The PULL sockets seem to be taking hundreds of messages each (and I did try setting a HWM just in case it did anything on the PULL socket. It didn't.). I evidenced this by changing the ventilator to send messages with an incrementing integer, and changing each worker in the pool to wait 2 seconds between calls to recv(). The workers print out that they are processing messages with vastly different integers. For instance, one worker will be working on message 10, while the next is working on message 400. As time goes on, you see the worker who was processing message 10, is now processing message 11, 12, 13, etc. while the other is processing 401, 402, etc.

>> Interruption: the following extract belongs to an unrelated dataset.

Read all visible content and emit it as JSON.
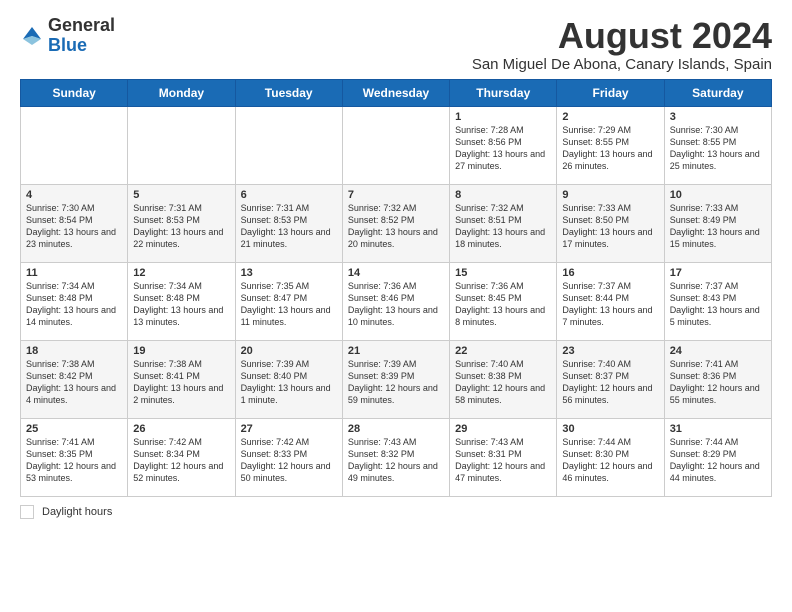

This indicates to me that the ZMQ_PULL socket is buffering the messages somewhere. So while the ZMQ_PUSH socket does have a HWM, the PULL socket is requesting messages quickly, despite them not actually being accessed by a call to recv(). So that results in the PUSH HWM effectively being ignored if a PULL socket is connected. As far as I can see, you can't control the length of the buffer of the PULL socket (I would expect the RCVHWM socket option to control this but it doesn't appear to).
This behaviour of course begs the question what is the point of the ZMQ_PULL HWM option, which only makes sense to have if you can also control the receiving sockets HWM.

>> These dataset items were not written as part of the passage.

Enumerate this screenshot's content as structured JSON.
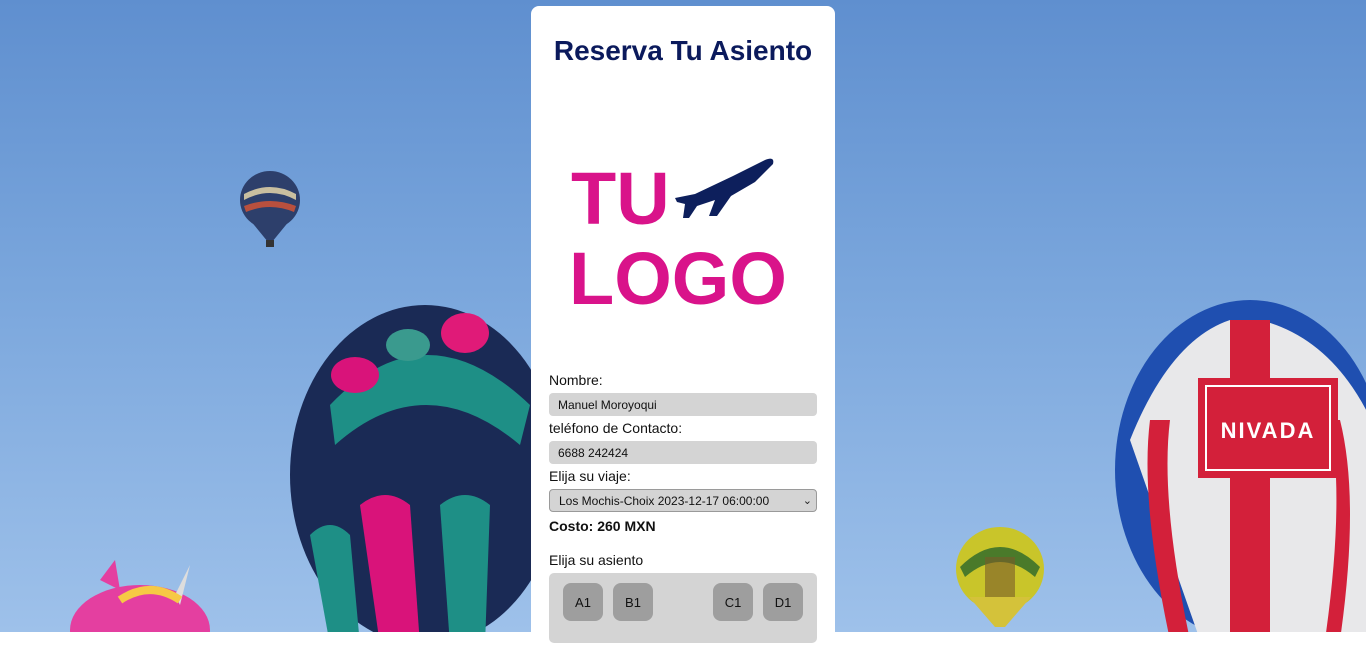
{
  "page": {
    "title": "Reserva Tu Asiento"
  },
  "logo": {
    "line1": "TU",
    "line2": "LOGO",
    "icon": "airplane-icon"
  },
  "form": {
    "name_label": "Nombre:",
    "name_value": "Manuel Moroyoqui",
    "phone_label": "teléfono de Contacto:",
    "phone_value": "6688 242424",
    "trip_label": "Elija su viaje:",
    "trip_selected": "Los Mochis-Choix 2023-12-17 06:00:00",
    "cost": "Costo: 260 MXN",
    "seat_label": "Elija su asiento",
    "seats": [
      "A1",
      "B1",
      "C1",
      "D1"
    ]
  },
  "background": {
    "balloon_banner": "NIVADA"
  },
  "colors": {
    "title": "#0b1a5c",
    "logo_pink": "#d9138a",
    "logo_navy": "#0d1f5c",
    "field_bg": "#d4d4d4",
    "seat_bg": "#9e9e9e"
  }
}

At this point, I'd start asking the 0MQ people whether you are missing something obvious, or if this is considered a bug.
Sorry I couldn't be more help!
ZeroMQ has buffers on both sending and receiving ends of a socket, hence you need to set high water marks on both the PUSH and the PULL socket in your code (and indeed before a bind() or connect()).
In the Python bindings this is now conveniently done via socket.hwm = 1 which will set both ZMQ_SNDHWM and ZMQ_RCVHWM in one go.